My diet continues as a strict vegetarian/liberal vegan:  outside of  a little 1/2 & 1/2 in my coffee I eat 100% vegan at home, but am relaxed when eating out.  Usually I settle for vegetarian: eggs & cheese, as the gluten free already restricts me.  Yesterday I 'caved' and had calamari and then some shrimp & lobster on a portabella at a restaurant, the first time since my pre-birthday splurge of a hamburger with blue cheese and bacon that I've eaten anything previously alive.  Despite this my weight is still up, probably because of  the damn prednisone that is still required.  At least I'm not gaining, and hope  when the weather improves that I'll be able to walk again.  Right now it's been so damn cold I can't even clear off the treadmill on the porch to walk.

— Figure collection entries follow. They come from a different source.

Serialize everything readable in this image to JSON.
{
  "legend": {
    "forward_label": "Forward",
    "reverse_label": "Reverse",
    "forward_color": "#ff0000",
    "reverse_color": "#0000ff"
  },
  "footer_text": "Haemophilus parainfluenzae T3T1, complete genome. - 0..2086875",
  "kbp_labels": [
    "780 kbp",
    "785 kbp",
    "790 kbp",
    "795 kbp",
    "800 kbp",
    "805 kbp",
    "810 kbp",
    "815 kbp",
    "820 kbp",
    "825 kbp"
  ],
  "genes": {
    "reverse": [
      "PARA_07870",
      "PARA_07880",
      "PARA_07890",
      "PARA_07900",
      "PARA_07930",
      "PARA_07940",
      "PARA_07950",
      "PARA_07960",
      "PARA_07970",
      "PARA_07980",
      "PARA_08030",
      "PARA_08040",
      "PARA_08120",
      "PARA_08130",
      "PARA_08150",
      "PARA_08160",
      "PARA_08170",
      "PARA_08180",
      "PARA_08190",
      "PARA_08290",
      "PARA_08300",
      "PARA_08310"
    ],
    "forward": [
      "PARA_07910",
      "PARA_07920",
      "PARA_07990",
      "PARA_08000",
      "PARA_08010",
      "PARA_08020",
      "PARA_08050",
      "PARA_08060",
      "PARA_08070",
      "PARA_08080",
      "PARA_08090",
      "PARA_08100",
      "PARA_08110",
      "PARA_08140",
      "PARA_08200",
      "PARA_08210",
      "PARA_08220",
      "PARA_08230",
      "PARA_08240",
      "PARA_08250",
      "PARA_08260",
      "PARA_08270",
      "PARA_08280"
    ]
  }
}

Cooking & shopping are major expenditures of  time, which is to be expected with a major shift in eating plans.  I've turned into a regular Betty Crocker, apron and all, several times a week.  Once I start settling on some regular recipes it should get easier.  Gratitude again for my friends Kim & Rick, who started vegan a few months before me due to her autoimmune issues.  They have been wonderful sources of  information; as well as the internet.   It  is amazing the number of blogs that come up when you put in 'gluten free vegan recipes'.  It definitely has made the whole process much more do-able, although it has regularly reinforced my decision that it could not have been done before stopping work as it is very labor intensive.  

I've picked up more things at Fellowship.  Was asked to take on Denominations Connections, which is keeping the congregation involved with other UU events; a lot of  this can be done on the computer from home.  I'm also going to be co-facilitating a 6 week course called 'Cakes for the Queen of Heaven' which explores the impact of a patriarchal society on women, exploring the roots of the matriarchal society that existed for thousands of years before Judaism & Christianity.  It's  wonderful introducing women to the concept of feminine Divinity after Western civilization has decreed for years that there is only a male God.

Kitty update:  Chester is starting to slow down as he is about to turn 13 yo.  While not welcoming to guests he does seem to be less vicious.  With my being home more he has changed some of his patterns, the most notable is he asks to be picked up during my more leisurely breakfast/coffee time; he crawls up around my neck and drapes himself there, sometimes staying for half an hour, or until I have to start moving around.  He always sleeps on top of me, settling between my legs, although occasionally I kick him off because my left hip hurts too much.   Zerla has been on a diet, several months ago she started crying when she was walking, probably due to arthritis setting into her repeatedly repaired knees, she's now 11 yo.  While she has not liked  the food restriction she is moving much more easily now and her coat is much softer--probably because she can reach it more easily to groom.  She now sleeps where Tabitha used to: curled up right next to me on my right side, usually still there in the mornings when we have quality ear scratching/purring time.  KC has also been put on a diet and is now a leaner handsome boy, he is now coming up on the couch with me more  regularly.  Tabitha has been very happy with my Mom for the last 2 1/2 years, but she was recently diagnosed with cancer, not a total surprise as she is 17 years old.  She is still comfortable and happy, as long as she remains so there will be no treatments.

Well, I've put off things for long enough today.  Need to go get blood work done before my repeatedly rescheduled rheumatology and cardiology appointments on Wednesday.  It has been wonderful to be able to not bat an eye at cancelling with bad weather and have an open schedule to make other appointments.  As is being shown on the news lately, and all of you certainly know, driving the pothole-ridden streets is like an obstacle course, and I wince regularly for  the car's suspension system.

There is a crystal clear blue sky outside.  Chester has been right next to the computer this whole time, not sure if it has been to get his ears scratched or the sunbeam he is happily basking in, I suspect the latter!